To put it another way, the central capacity we have, which is manifested as metaphors when we use language, is the ability to take two different domains and map them onto each other. It is the structure of mappings itself that we need to concentrate on, not the various domains. The best way to understand concepts, in other words, is not to individually understand concepts of law, concepts of physics, concepts of chemistry, concepts of emotion, and then study what they are all about. Rather it is our ability to link these concepts together that is important. I believe there can actually be a formalizable, scientific theory of those mappings, by which I mean specifying a relationship between two different domains. For example, we can map the relationships between words and objects, or between concepts of psychology and concepts of physics. This ability to map two different things onto each other is, I think, at the heart of the cognitive enterprise. Furthermore, emptiness, in a precise technical sense, is a fundamental insight into the nature of these mappings, i.e., the emptiness of concepts makes it possible for concepts in one domain to map to concepts in another domain.
Conclusion
So let me try to restate my basic idea. Cognitive science has changed enough that we have gone from thinking of concepts symbolically to things that are embodied, but we still don’t have a theory of concepts. I think this is because we don’t even know what the problem is, nor do we understand the phenomenon we are studying. We don’t have a clue of what something could be if it can’t be defined. The reason I find the Buddhist analysis of emptiness so interesting in this regard is because it is precisely a theory of what things could be if they’re not isolated and definable. There is a profound literature in Buddhism that addresses the question, “Why is it that everything is empty?” And it has been applied to all domains: “Things are empty of causes, things are empty of self-nature, causality is empty, definitions are empty, this is empty, that is empty.” Within this language lies a logic of emptiness that drives our understanding of why is it that things are empty.
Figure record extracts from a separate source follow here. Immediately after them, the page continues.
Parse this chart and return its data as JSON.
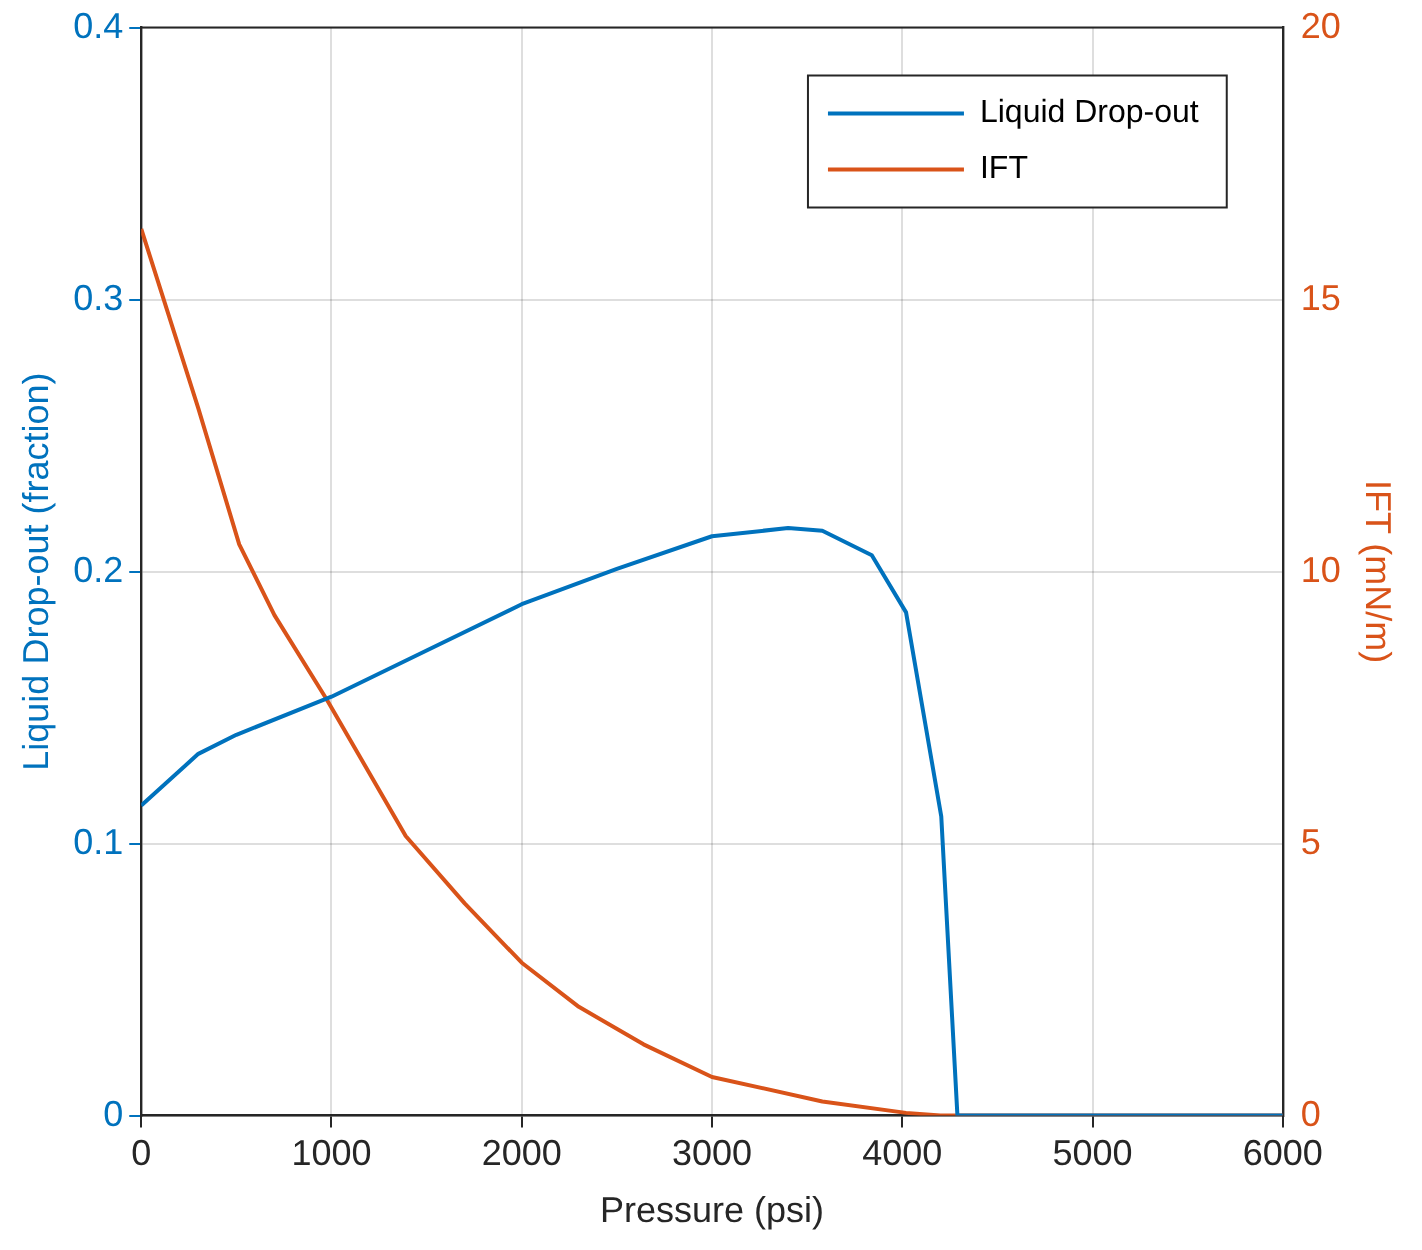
{
  "chart_data": {
    "type": "line",
    "xlabel": "Pressure (psi)",
    "ylabel": "Liquid Drop-out (fraction)",
    "y2label": "IFT (mN/m)",
    "xlim": [
      0,
      6000
    ],
    "xticks": [
      0,
      1000,
      2000,
      3000,
      4000,
      5000,
      6000
    ],
    "ylim": [
      0,
      0.4
    ],
    "yticks": [
      0,
      0.1,
      0.2,
      0.3,
      0.4
    ],
    "y2lim": [
      0,
      20
    ],
    "y2ticks": [
      0,
      5,
      10,
      15,
      20
    ],
    "grid": true,
    "legend": "top right",
    "marker": "none",
    "line_style": "solid",
    "series": [
      {
        "name": "Liquid Drop-out",
        "color": "#0072bd",
        "x": [
          0,
          300,
          500,
          1000,
          1500,
          2000,
          2500,
          3000,
          3400,
          3580,
          3840,
          4020,
          4205,
          4290,
          5000,
          6000
        ],
        "values": [
          0.114,
          0.133,
          0.14,
          0.154,
          0.171,
          0.188,
          0.201,
          0.213,
          0.216,
          0.215,
          0.206,
          0.185,
          0.11,
          0,
          0,
          0
        ]
      },
      {
        "name": "IFT",
        "color": "#d95319",
        "axis": "y2",
        "x": [
          0,
          300,
          515,
          700,
          975,
          1390,
          1700,
          2000,
          2300,
          2640,
          3000,
          3580,
          4020,
          4200,
          5000,
          6000
        ],
        "values": [
          16.3,
          13.0,
          10.5,
          9.2,
          7.65,
          5.14,
          3.9,
          2.81,
          2.0,
          1.31,
          0.71,
          0.26,
          0.05,
          0,
          0,
          0
        ]
      }
    ]
  }
}
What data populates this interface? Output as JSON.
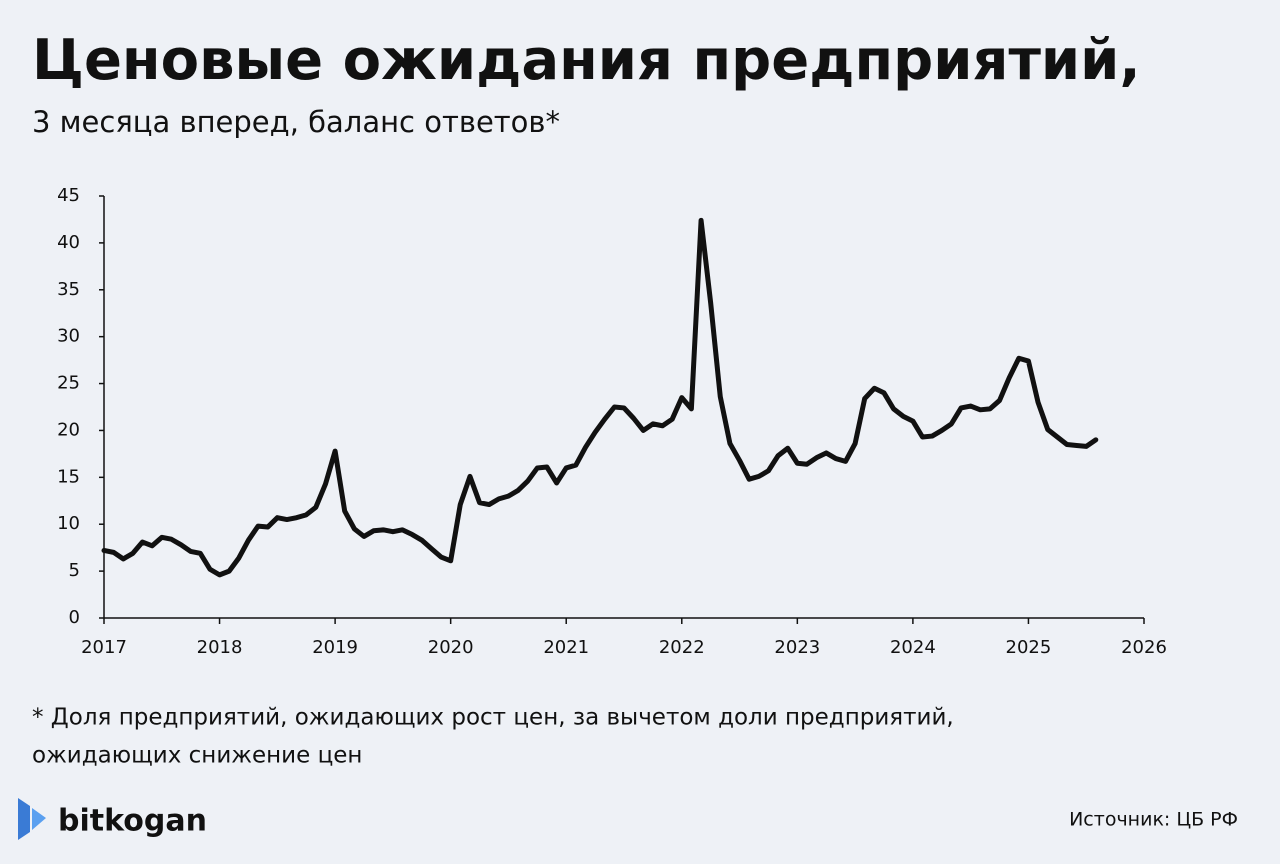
{
  "chart_data": {
    "type": "line",
    "title": "Ценовые ожидания предприятий,",
    "subtitle": "3 месяца вперед, баланс ответов*",
    "footnote": [
      "* Доля предприятий, ожидающих рост цен, за вычетом доли предприятий,",
      "ожидающих снижение цен"
    ],
    "source": "Источник: ЦБ РФ",
    "brand": "bitkogan",
    "color": "#111111",
    "x": [
      2017.0,
      2017.083,
      2017.167,
      2017.25,
      2017.333,
      2017.417,
      2017.5,
      2017.583,
      2017.667,
      2017.75,
      2017.833,
      2017.917,
      2018.0,
      2018.083,
      2018.167,
      2018.25,
      2018.333,
      2018.417,
      2018.5,
      2018.583,
      2018.667,
      2018.75,
      2018.833,
      2018.917,
      2019.0,
      2019.083,
      2019.167,
      2019.25,
      2019.333,
      2019.417,
      2019.5,
      2019.583,
      2019.667,
      2019.75,
      2019.833,
      2019.917,
      2020.0,
      2020.083,
      2020.167,
      2020.25,
      2020.333,
      2020.417,
      2020.5,
      2020.583,
      2020.667,
      2020.75,
      2020.833,
      2020.917,
      2021.0,
      2021.083,
      2021.167,
      2021.25,
      2021.333,
      2021.417,
      2021.5,
      2021.583,
      2021.667,
      2021.75,
      2021.833,
      2021.917,
      2022.0,
      2022.083,
      2022.167,
      2022.25,
      2022.333,
      2022.417,
      2022.5,
      2022.583,
      2022.667,
      2022.75,
      2022.833,
      2022.917,
      2023.0,
      2023.083,
      2023.167,
      2023.25,
      2023.333,
      2023.417,
      2023.5,
      2023.583,
      2023.667,
      2023.75,
      2023.833,
      2023.917,
      2024.0,
      2024.083,
      2024.167,
      2024.25,
      2024.333,
      2024.417,
      2024.5,
      2024.583,
      2024.667,
      2024.75,
      2024.833,
      2024.917,
      2025.0,
      2025.083,
      2025.167,
      2025.25,
      2025.333,
      2025.417,
      2025.5,
      2025.583
    ],
    "values": [
      7.2,
      7.0,
      6.3,
      6.9,
      8.1,
      7.7,
      8.6,
      8.4,
      7.8,
      7.1,
      6.9,
      5.2,
      4.6,
      5.0,
      6.4,
      8.3,
      9.8,
      9.7,
      10.7,
      10.5,
      10.7,
      11.0,
      11.8,
      14.3,
      17.8,
      11.4,
      9.5,
      8.7,
      9.3,
      9.4,
      9.2,
      9.4,
      8.9,
      8.3,
      7.4,
      6.5,
      6.1,
      12.1,
      15.1,
      12.3,
      12.1,
      12.7,
      13.0,
      13.6,
      14.6,
      16.0,
      16.1,
      14.4,
      16.0,
      16.3,
      18.2,
      19.8,
      21.2,
      22.5,
      22.4,
      21.3,
      20.0,
      20.7,
      20.5,
      21.2,
      23.5,
      22.3,
      42.4,
      33.6,
      23.6,
      18.6,
      16.8,
      14.8,
      15.1,
      15.7,
      17.3,
      18.1,
      16.5,
      16.4,
      17.1,
      17.6,
      17.0,
      16.7,
      18.6,
      23.4,
      24.5,
      24.0,
      22.3,
      21.5,
      21.0,
      19.3,
      19.4,
      20.0,
      20.7,
      22.4,
      22.6,
      22.2,
      22.3,
      23.2,
      25.6,
      27.7,
      27.4,
      23.0,
      20.1,
      19.3,
      18.5,
      18.4,
      18.3,
      19.0
    ],
    "xlim": [
      2017,
      2026
    ],
    "xticks": [
      2017,
      2018,
      2019,
      2020,
      2021,
      2022,
      2023,
      2024,
      2025,
      2026
    ],
    "ylim": [
      0,
      45
    ],
    "yticks": [
      0,
      5,
      10,
      15,
      20,
      25,
      30,
      35,
      40,
      45
    ]
  }
}
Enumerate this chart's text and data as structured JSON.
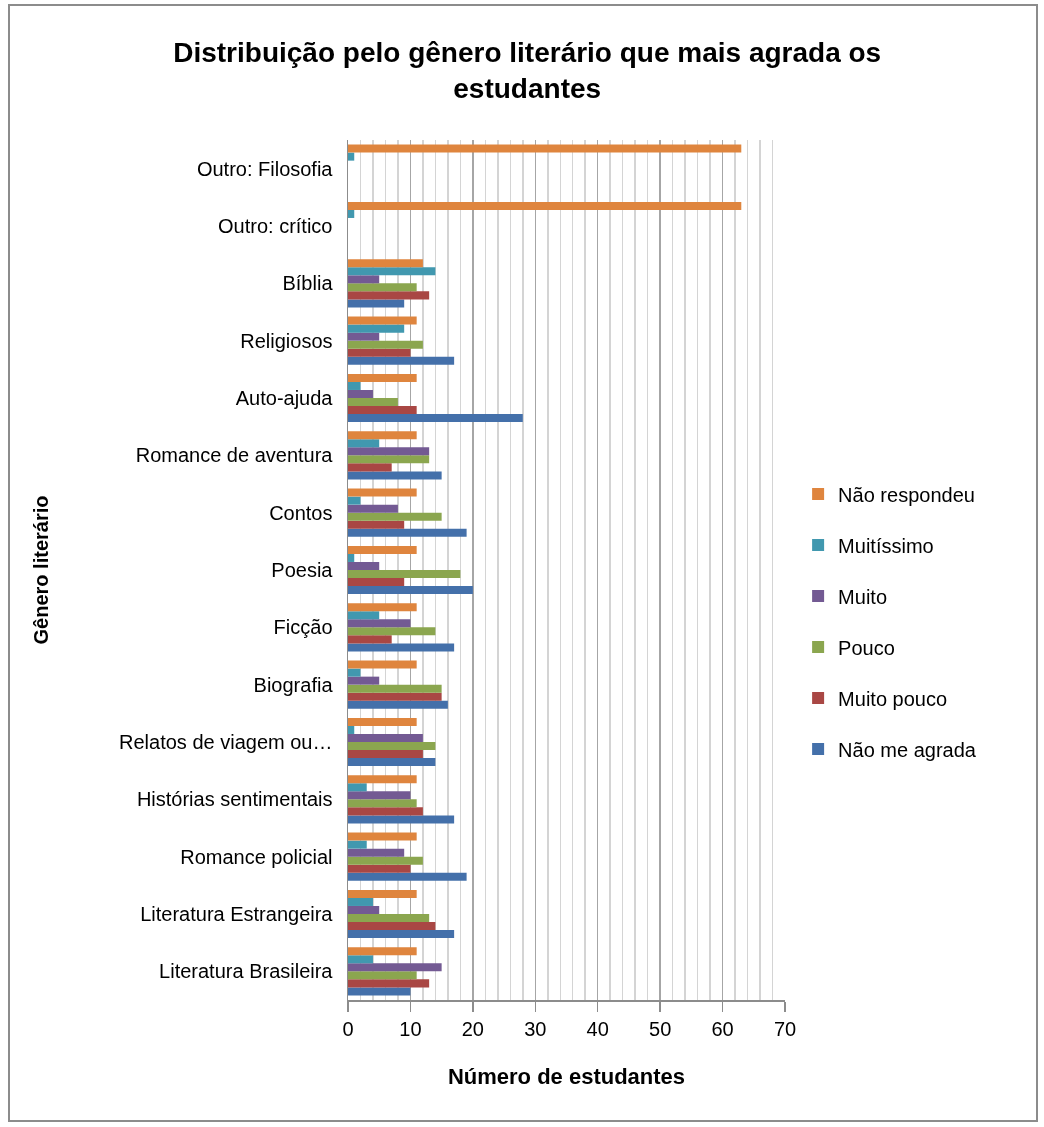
{
  "chart_data": {
    "type": "bar",
    "orientation": "horizontal",
    "title": "Distribuição pelo gênero literário que mais agrada os estudantes",
    "xlabel": "Número de estudantes",
    "ylabel": "Gênero literário",
    "categories": [
      "Outro: Filosofia",
      "Outro: crítico",
      "Bíblia",
      "Religiosos",
      "Auto-ajuda",
      "Romance de aventura",
      "Contos",
      "Poesia",
      "Ficção",
      "Biografia",
      "Relatos de viagem ou…",
      "Histórias sentimentais",
      "Romance policial",
      "Literatura Estrangeira",
      "Literatura Brasileira"
    ],
    "series": [
      {
        "name": "Não me agrada",
        "color": "#4470aa",
        "values": [
          null,
          null,
          9,
          17,
          28,
          15,
          19,
          20,
          17,
          16,
          14,
          17,
          19,
          17,
          10
        ]
      },
      {
        "name": "Muito pouco",
        "color": "#a94744",
        "values": [
          null,
          null,
          13,
          10,
          11,
          7,
          9,
          9,
          7,
          15,
          12,
          12,
          10,
          14,
          13
        ]
      },
      {
        "name": "Pouco",
        "color": "#8ba64f",
        "values": [
          null,
          null,
          11,
          12,
          8,
          13,
          15,
          18,
          14,
          15,
          14,
          11,
          12,
          13,
          11
        ]
      },
      {
        "name": "Muito",
        "color": "#735a93",
        "values": [
          null,
          null,
          5,
          5,
          4,
          13,
          8,
          5,
          10,
          5,
          12,
          10,
          9,
          5,
          15
        ]
      },
      {
        "name": "Muitíssimo",
        "color": "#4198af",
        "values": [
          1,
          1,
          14,
          9,
          2,
          5,
          2,
          1,
          5,
          2,
          1,
          3,
          3,
          4,
          4
        ]
      },
      {
        "name": "Não respondeu",
        "color": "#df853e",
        "values": [
          63,
          63,
          12,
          11,
          11,
          11,
          11,
          11,
          11,
          11,
          11,
          11,
          11,
          11,
          11
        ]
      }
    ],
    "xlim": [
      0,
      70
    ],
    "xticks": [
      0,
      {
        "value": 2,
        "label": null
      },
      {
        "value": 4,
        "label": null
      },
      {
        "value": 6,
        "label": null
      },
      {
        "value": 8,
        "label": null
      },
      10,
      {
        "value": 12,
        "label": null
      },
      {
        "value": 14,
        "label": null
      },
      {
        "value": 16,
        "label": null
      },
      {
        "value": 18,
        "label": null
      },
      20,
      {
        "value": 22,
        "label": null
      },
      {
        "value": 24,
        "label": null
      },
      {
        "value": 26,
        "label": null
      },
      {
        "value": 28,
        "label": null
      },
      30,
      {
        "value": 32,
        "label": null
      },
      {
        "value": 34,
        "label": null
      },
      {
        "value": 36,
        "label": null
      },
      {
        "value": 38,
        "label": null
      },
      40,
      {
        "value": 42,
        "label": null
      },
      {
        "value": 44,
        "label": null
      },
      {
        "value": 46,
        "label": null
      },
      {
        "value": 48,
        "label": null
      },
      50,
      {
        "value": 52,
        "label": null
      },
      {
        "value": 54,
        "label": null
      },
      {
        "value": 56,
        "label": null
      },
      {
        "value": 58,
        "label": null
      },
      60,
      {
        "value": 62,
        "label": null
      },
      {
        "value": 64,
        "label": null
      },
      {
        "value": 66,
        "label": null
      },
      {
        "value": 68,
        "label": null
      },
      70
    ],
    "grid": "x",
    "legend": "right"
  }
}
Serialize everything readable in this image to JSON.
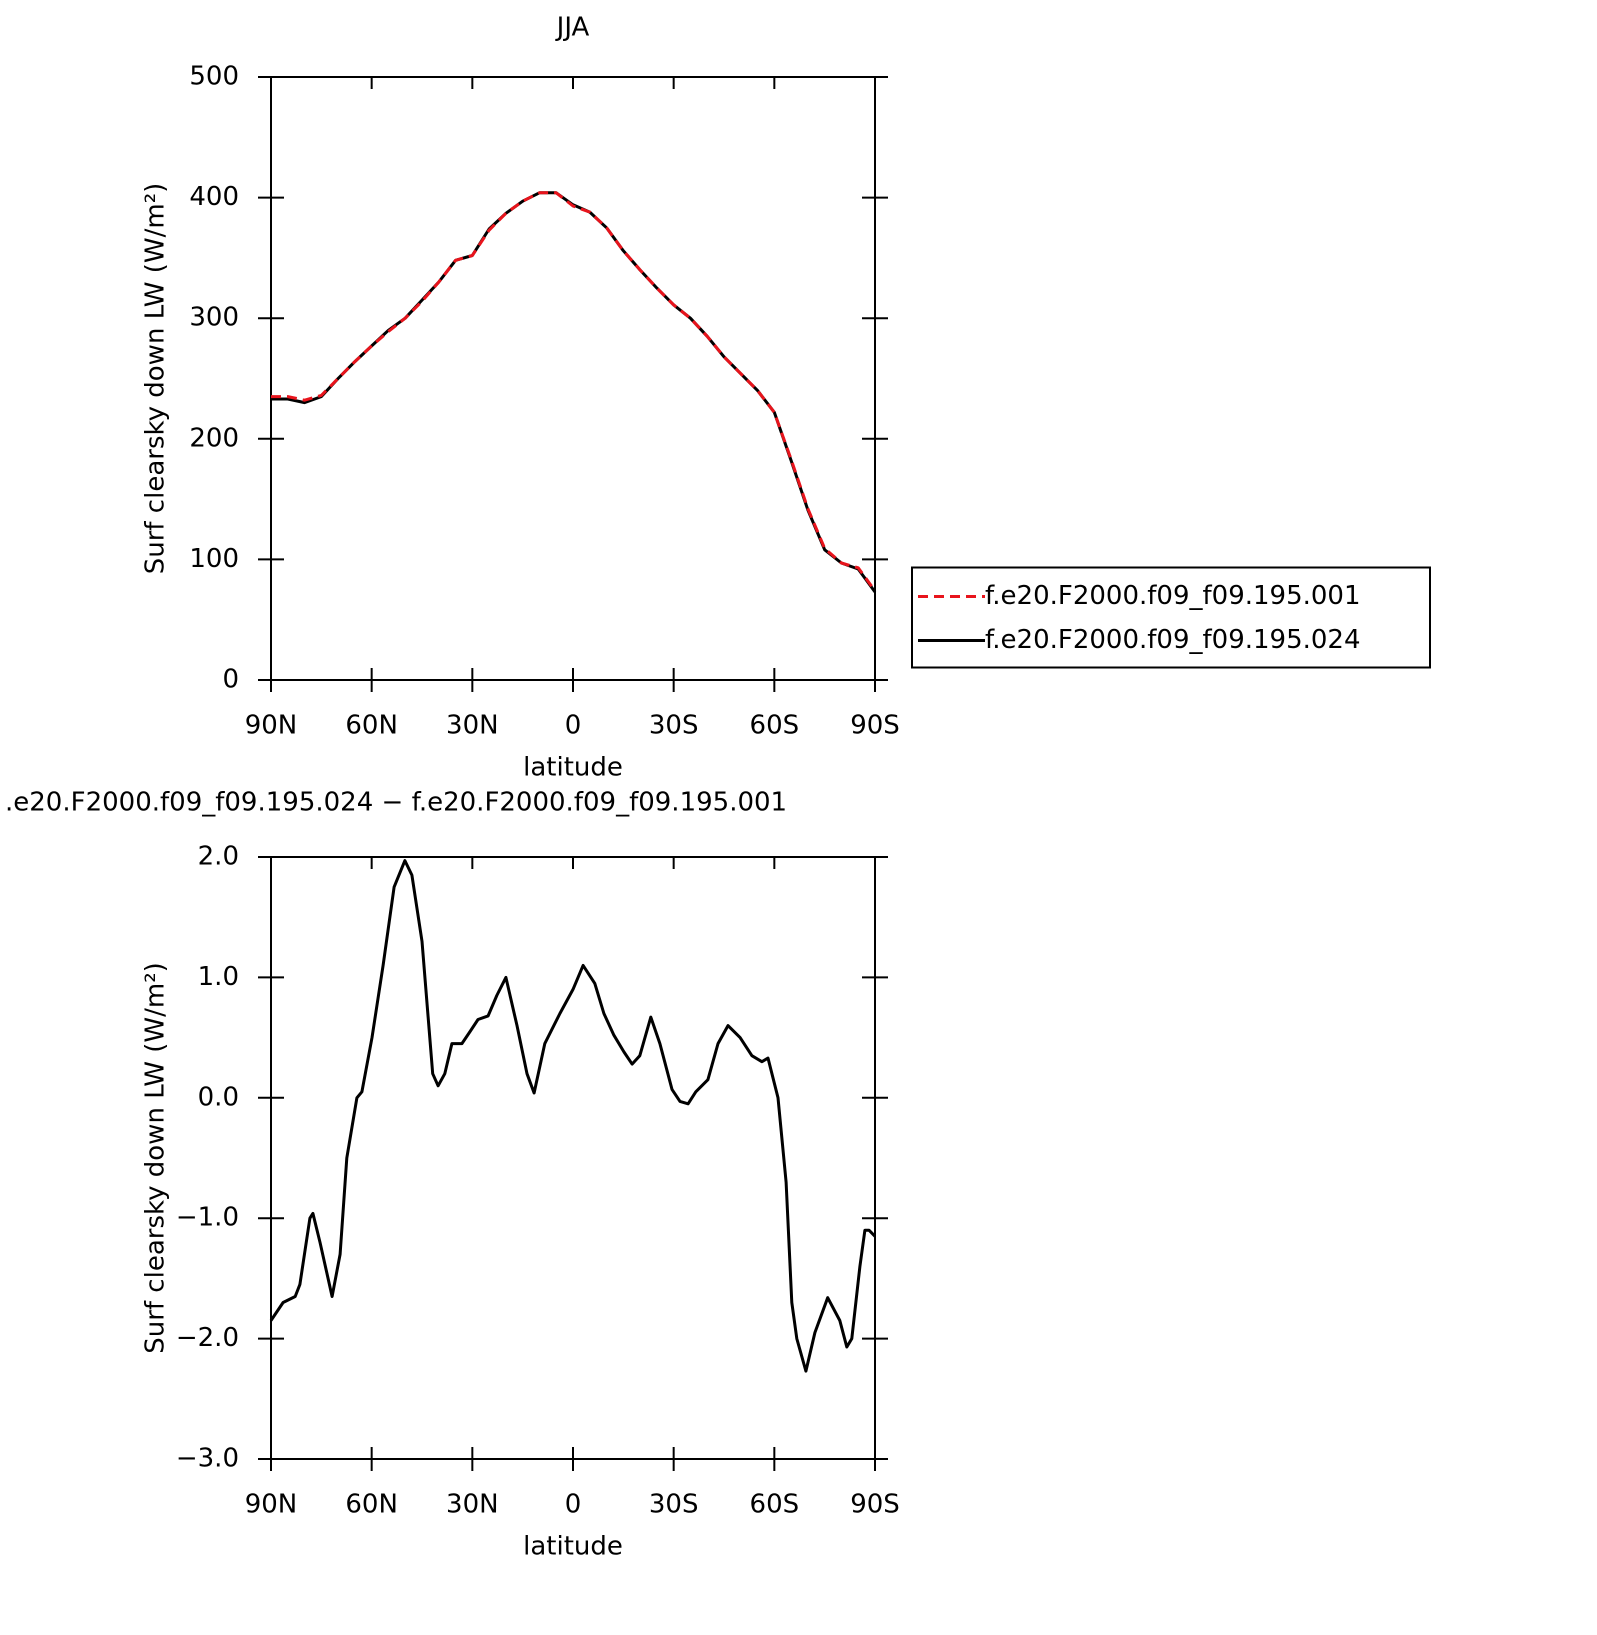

What I’d like to do is to bring that logic into cognitive science and use it to help provide a new way of understanding concepts. We need to recognize there are no longer independent, artificial things living in isolation which are definable and which can be studied mathematically. Rather, there are interdependent entities that have specific structures and follow a certain logic, but the logic is not the ordinary logic of yes and no. It is a different logic, an empty logic. I think the logic of concepts is a logic that accepts contradictions. When I say concepts are empty, it is not that the particular content of an individual concept like “cup” is without meaning, but it is saying something important about the relational structure that underlies them.
My guess is that reality itself is contradictory, and that ordinary logic is just the wrong logic for understanding reality. We are at a stage where even to understand the world we embody in concepts, we will have to bring in forms of logic that are currently seen as mistaken.
Rajesh Kasturirangan is a Research Scientist at MIT and a faculty member at the National Institute for Advanced Studies in Bangalore, India.